Podiatric surgery can often be performed as an outpatient under local anesthesia, to minimize potential complications. Your foot surgeon will properly evaluate your situation and coordinate your care with your medical doctor, to ensure that conditions are optimum before undertaking such surgery. In certain circumstances, such as in the presence of an active ulceration, hospitalization may be necessary to properly monitor your postoperative progress. In fact, surgery may be required to heal an ulceration or to eradicate some infections- especially those involving the bone.
Patient compliance is essential for satisfactory outcomes. You must take part in both the decision making and your care, to effectively achieve the goal of a healed, ulcer free foot. Once healed, you must vigilantly guard against injury and provide the daily care necessary to maintain your feet in a healthy status.
Shoes are meant to protect your feet, not to hurt them. Therefore, shoes must always fit comfortably, with adequate width and depth for the toes. If a shoe is hard to put on, then don't wear it. It is most likely too small for your foot and can cause serious damage, especially if you have neuropathy or poor circulation.
Shoes should preferably be made of leather, which will easily adapt to the shape of your feet over time, as well as allow your feet to "breathe".
Athletic shoes, jogging shoes, and sneakers are usually an excellent choice, as long as they are well fitted and provide adequate cushioning. In some cases, your podiatrist may recommend "extra depth" shoes or custom molded shoes to accommodate unusually shaped or difficult to fit feet.
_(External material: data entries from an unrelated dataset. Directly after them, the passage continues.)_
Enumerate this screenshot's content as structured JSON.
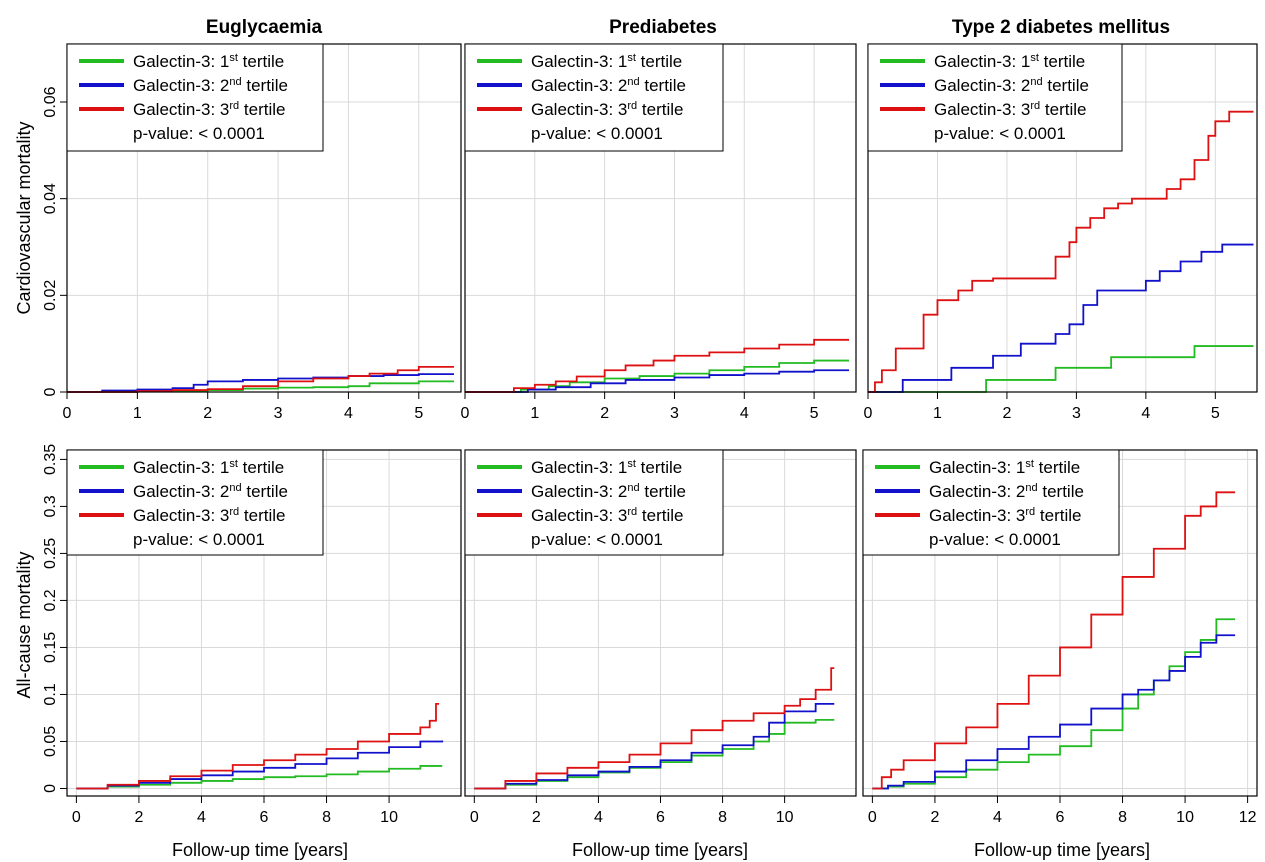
{
  "columns": [
    "Euglycaemia",
    "Prediabetes",
    "Type 2 diabetes mellitus"
  ],
  "row_labels": [
    "Cardiovascular mortality",
    "All-cause mortality"
  ],
  "x_label": "Follow-up time [years]",
  "legend": {
    "prefix": "Galectin-3: ",
    "tertiles": [
      {
        "num": "1",
        "sup": "st",
        "suffix": " tertile",
        "color": "#22bb22"
      },
      {
        "num": "2",
        "sup": "nd",
        "suffix": " tertile",
        "color": "#1111cc"
      },
      {
        "num": "3",
        "sup": "rd",
        "suffix": " tertile",
        "color": "#dd1111"
      }
    ],
    "pvalue": "p-value:  < 0.0001"
  },
  "chart_data": [
    {
      "type": "line",
      "step": true,
      "panel": "Cardiovascular mortality - Euglycaemia",
      "xlim": [
        0,
        5.6
      ],
      "ylim": [
        0,
        0.072
      ],
      "xticks": [
        0,
        1,
        2,
        3,
        4,
        5
      ],
      "yticks": [
        {
          "v": 0,
          "t": "0"
        },
        {
          "v": 0.02,
          "t": "0.02"
        },
        {
          "v": 0.04,
          "t": "0.04"
        },
        {
          "v": 0.06,
          "t": "0.06"
        }
      ],
      "series": [
        {
          "name": "Galectin-3: 1st tertile",
          "color": "#22bb22",
          "x": [
            0,
            1,
            2,
            2.5,
            3,
            3.5,
            4,
            4.3,
            5,
            5.5
          ],
          "y": [
            0,
            0.0002,
            0.0004,
            0.0007,
            0.0009,
            0.001,
            0.0012,
            0.0018,
            0.0022,
            0.0022
          ]
        },
        {
          "name": "Galectin-3: 2nd tertile",
          "color": "#1111cc",
          "x": [
            0,
            0.5,
            1,
            1.5,
            1.8,
            2,
            2.5,
            3,
            3.5,
            4,
            4.5,
            5,
            5.5
          ],
          "y": [
            0,
            0.0003,
            0.0005,
            0.0008,
            0.0015,
            0.0022,
            0.0025,
            0.0028,
            0.003,
            0.0033,
            0.0035,
            0.0037,
            0.0037
          ]
        },
        {
          "name": "Galectin-3: 3rd tertile",
          "color": "#dd1111",
          "x": [
            0,
            1,
            1.5,
            2,
            2.5,
            3,
            3.5,
            4,
            4.3,
            4.7,
            5,
            5.5
          ],
          "y": [
            0,
            0.0002,
            0.0004,
            0.0006,
            0.0012,
            0.0022,
            0.0028,
            0.0033,
            0.0038,
            0.0045,
            0.0052,
            0.0052
          ]
        }
      ]
    },
    {
      "type": "line",
      "step": true,
      "panel": "Cardiovascular mortality - Prediabetes",
      "xlim": [
        0,
        5.6
      ],
      "ylim": [
        0,
        0.072
      ],
      "xticks": [
        0,
        1,
        2,
        3,
        4,
        5
      ],
      "series": [
        {
          "name": "Galectin-3: 1st tertile",
          "color": "#22bb22",
          "x": [
            0,
            0.8,
            1.2,
            1.5,
            2,
            2.5,
            3,
            3.5,
            4,
            4.5,
            5,
            5.5
          ],
          "y": [
            0,
            0.0005,
            0.0012,
            0.002,
            0.0028,
            0.0033,
            0.0038,
            0.0045,
            0.0052,
            0.006,
            0.0065,
            0.0065
          ]
        },
        {
          "name": "Galectin-3: 2nd tertile",
          "color": "#1111cc",
          "x": [
            0,
            0.9,
            1.3,
            1.8,
            2.3,
            3,
            3.5,
            4,
            4.5,
            5,
            5.5
          ],
          "y": [
            0,
            0.0005,
            0.001,
            0.0018,
            0.0025,
            0.003,
            0.0035,
            0.0038,
            0.0042,
            0.0045,
            0.0045
          ]
        },
        {
          "name": "Galectin-3: 3rd tertile",
          "color": "#dd1111",
          "x": [
            0,
            0.7,
            1.0,
            1.3,
            1.6,
            2,
            2.3,
            2.7,
            3,
            3.5,
            4,
            4.5,
            5,
            5.5
          ],
          "y": [
            0,
            0.0008,
            0.0015,
            0.0022,
            0.0032,
            0.0045,
            0.0055,
            0.0065,
            0.0075,
            0.0082,
            0.009,
            0.0098,
            0.0108,
            0.0108
          ]
        }
      ]
    },
    {
      "type": "line",
      "step": true,
      "panel": "Cardiovascular mortality - Type 2 diabetes mellitus",
      "xlim": [
        0,
        5.6
      ],
      "ylim": [
        0,
        0.072
      ],
      "xticks": [
        0,
        1,
        2,
        3,
        4,
        5
      ],
      "series": [
        {
          "name": "Galectin-3: 1st tertile",
          "color": "#22bb22",
          "x": [
            0,
            1.7,
            2.7,
            3.5,
            4.7,
            5.55
          ],
          "y": [
            0,
            0.0025,
            0.005,
            0.0072,
            0.0095,
            0.0095
          ]
        },
        {
          "name": "Galectin-3: 2nd tertile",
          "color": "#1111cc",
          "x": [
            0,
            0.5,
            1.2,
            1.8,
            2.2,
            2.7,
            2.9,
            3.1,
            3.3,
            4,
            4.2,
            4.5,
            4.8,
            5.1,
            5.55
          ],
          "y": [
            0,
            0.0025,
            0.005,
            0.0075,
            0.01,
            0.012,
            0.014,
            0.018,
            0.021,
            0.023,
            0.025,
            0.027,
            0.029,
            0.0305,
            0.0305
          ]
        },
        {
          "name": "Galectin-3: 3rd tertile",
          "color": "#dd1111",
          "x": [
            0,
            0.1,
            0.2,
            0.4,
            0.8,
            1.0,
            1.3,
            1.5,
            1.8,
            2.7,
            2.9,
            3.0,
            3.2,
            3.4,
            3.6,
            3.8,
            4.3,
            4.5,
            4.7,
            4.9,
            5.0,
            5.2,
            5.55
          ],
          "y": [
            0,
            0.002,
            0.0045,
            0.009,
            0.016,
            0.019,
            0.021,
            0.023,
            0.0235,
            0.028,
            0.031,
            0.034,
            0.036,
            0.038,
            0.039,
            0.04,
            0.042,
            0.044,
            0.048,
            0.053,
            0.056,
            0.058,
            0.058
          ]
        }
      ]
    },
    {
      "type": "line",
      "step": true,
      "panel": "All-cause mortality - Euglycaemia",
      "xlim": [
        -0.3,
        12.3
      ],
      "ylim": [
        -0.008,
        0.36
      ],
      "xticks": [
        0,
        2,
        4,
        6,
        8,
        10
      ],
      "yticks": [
        {
          "v": 0,
          "t": "0"
        },
        {
          "v": 0.05,
          "t": "0.05"
        },
        {
          "v": 0.1,
          "t": "0.1"
        },
        {
          "v": 0.15,
          "t": "0.15"
        },
        {
          "v": 0.2,
          "t": "0.2"
        },
        {
          "v": 0.25,
          "t": "0.25"
        },
        {
          "v": 0.3,
          "t": "0.3"
        },
        {
          "v": 0.35,
          "t": "0.35"
        }
      ],
      "series": [
        {
          "name": "Galectin-3: 1st tertile",
          "color": "#22bb22",
          "x": [
            0,
            1,
            2,
            3,
            4,
            5,
            6,
            7,
            8,
            9,
            10,
            11,
            11.7
          ],
          "y": [
            0,
            0.002,
            0.004,
            0.006,
            0.008,
            0.01,
            0.012,
            0.013,
            0.015,
            0.018,
            0.021,
            0.024,
            0.024
          ]
        },
        {
          "name": "Galectin-3: 2nd tertile",
          "color": "#1111cc",
          "x": [
            0,
            1,
            2,
            3,
            4,
            5,
            6,
            7,
            8,
            9,
            10,
            11,
            11.7
          ],
          "y": [
            0,
            0.003,
            0.006,
            0.01,
            0.014,
            0.018,
            0.022,
            0.026,
            0.032,
            0.038,
            0.044,
            0.05,
            0.051
          ]
        },
        {
          "name": "Galectin-3: 3rd tertile",
          "color": "#dd1111",
          "x": [
            0,
            1,
            2,
            3,
            4,
            5,
            6,
            7,
            8,
            9,
            10,
            11,
            11.3,
            11.5,
            11.6
          ],
          "y": [
            0,
            0.004,
            0.008,
            0.013,
            0.019,
            0.025,
            0.03,
            0.036,
            0.042,
            0.05,
            0.058,
            0.065,
            0.072,
            0.09,
            0.09
          ]
        }
      ]
    },
    {
      "type": "line",
      "step": true,
      "panel": "All-cause mortality - Prediabetes",
      "xlim": [
        -0.3,
        12.3
      ],
      "ylim": [
        -0.008,
        0.36
      ],
      "xticks": [
        0,
        2,
        4,
        6,
        8,
        10
      ],
      "series": [
        {
          "name": "Galectin-3: 1st tertile",
          "color": "#22bb22",
          "x": [
            0,
            1,
            2,
            3,
            4,
            5,
            6,
            7,
            8,
            9,
            9.5,
            10,
            11,
            11.6
          ],
          "y": [
            0,
            0.004,
            0.008,
            0.012,
            0.017,
            0.022,
            0.028,
            0.035,
            0.042,
            0.05,
            0.058,
            0.07,
            0.073,
            0.073
          ]
        },
        {
          "name": "Galectin-3: 2nd tertile",
          "color": "#1111cc",
          "x": [
            0,
            1,
            2,
            3,
            4,
            5,
            6,
            7,
            8,
            9,
            9.5,
            10,
            11,
            11.6
          ],
          "y": [
            0,
            0.005,
            0.009,
            0.014,
            0.018,
            0.023,
            0.03,
            0.038,
            0.046,
            0.055,
            0.07,
            0.082,
            0.09,
            0.09
          ]
        },
        {
          "name": "Galectin-3: 3rd tertile",
          "color": "#dd1111",
          "x": [
            0,
            1,
            2,
            3,
            4,
            5,
            6,
            7,
            8,
            9,
            10,
            10.5,
            11,
            11.5,
            11.6
          ],
          "y": [
            0,
            0.008,
            0.016,
            0.022,
            0.028,
            0.036,
            0.048,
            0.062,
            0.072,
            0.08,
            0.088,
            0.095,
            0.105,
            0.128,
            0.128
          ]
        }
      ]
    },
    {
      "type": "line",
      "step": true,
      "panel": "All-cause mortality - Type 2 diabetes mellitus",
      "xlim": [
        -0.3,
        12.3
      ],
      "ylim": [
        -0.008,
        0.36
      ],
      "xticks": [
        0,
        2,
        4,
        6,
        8,
        10,
        12
      ],
      "series": [
        {
          "name": "Galectin-3: 1st tertile",
          "color": "#22bb22",
          "x": [
            0,
            0.5,
            1,
            2,
            3,
            4,
            5,
            6,
            7,
            8,
            8.5,
            9,
            9.5,
            10,
            10.5,
            11,
            11.6
          ],
          "y": [
            0,
            0.002,
            0.005,
            0.012,
            0.02,
            0.028,
            0.036,
            0.045,
            0.062,
            0.085,
            0.1,
            0.115,
            0.13,
            0.145,
            0.158,
            0.18,
            0.18
          ]
        },
        {
          "name": "Galectin-3: 2nd tertile",
          "color": "#1111cc",
          "x": [
            0,
            0.5,
            1,
            2,
            3,
            4,
            5,
            6,
            7,
            8,
            8.5,
            9,
            9.5,
            10,
            10.5,
            11,
            11.6
          ],
          "y": [
            0,
            0.003,
            0.007,
            0.018,
            0.03,
            0.042,
            0.055,
            0.068,
            0.085,
            0.1,
            0.105,
            0.115,
            0.125,
            0.14,
            0.155,
            0.163,
            0.163
          ]
        },
        {
          "name": "Galectin-3: 3rd tertile",
          "color": "#dd1111",
          "x": [
            0,
            0.3,
            0.6,
            1,
            2,
            3,
            4,
            5,
            6,
            7,
            8,
            9,
            10,
            10.5,
            11,
            11.6
          ],
          "y": [
            0,
            0.012,
            0.02,
            0.03,
            0.048,
            0.065,
            0.09,
            0.12,
            0.15,
            0.185,
            0.225,
            0.255,
            0.29,
            0.3,
            0.315,
            0.315
          ]
        }
      ]
    }
  ]
}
Also, special insoles or custom orthoses may be prescribed, to provide cushioning and support.
Always check your shoes for foreign objects or torn linings before putting them on. Each day you should wear two or three pair of shoes, so that one pair is not worn for more than four to six hours. New shoes should be worn only for a few hours at a time, taking care to inspect your feet for any points of irritation. Socks should be well fitted without seams or folds and should not be so tight that your circulation is stopped. Well padded socks can be very protective, as long as there is adequate room in your shoes for them.
Above all else, do not walk barefooted. Avoid wearing open-toed shoes or sandals until you have discussed this with your foot doctor. At the beach or pool, however, these might be acceptable, as well as neoprene "aquatic shoes".
- Inspect your feet daily for blisters, bleeding, and lesions between toes.
- Use a mirror to see the bottom of the foot and heel.
- Do not soak your feet.
- Avoid temperature extremes - don't use hot water bottles or heating pads on your feet.
- Wash daily with warm , soapy water and be sure to dry them well, especially between the toes.
- Use a moisturizing cream or lotion daily, but avoid between the toes.
- Do not use acids or chemical corn removers.
- Do not perform "bathroom surgery" on corns, calluses, or ingrown toenails.
- Trim your toenails straight across and file them gently. Have a foot doctor treat you regularly if you cannot trim them yourself without difficulty.
- Call your foot doctor immediately if your foot becomes swollen, red or painful. Stay off your foot until you see your doctor.
- Don't smoke.
- Learn all you can about your diabetes and how it can affect your feet.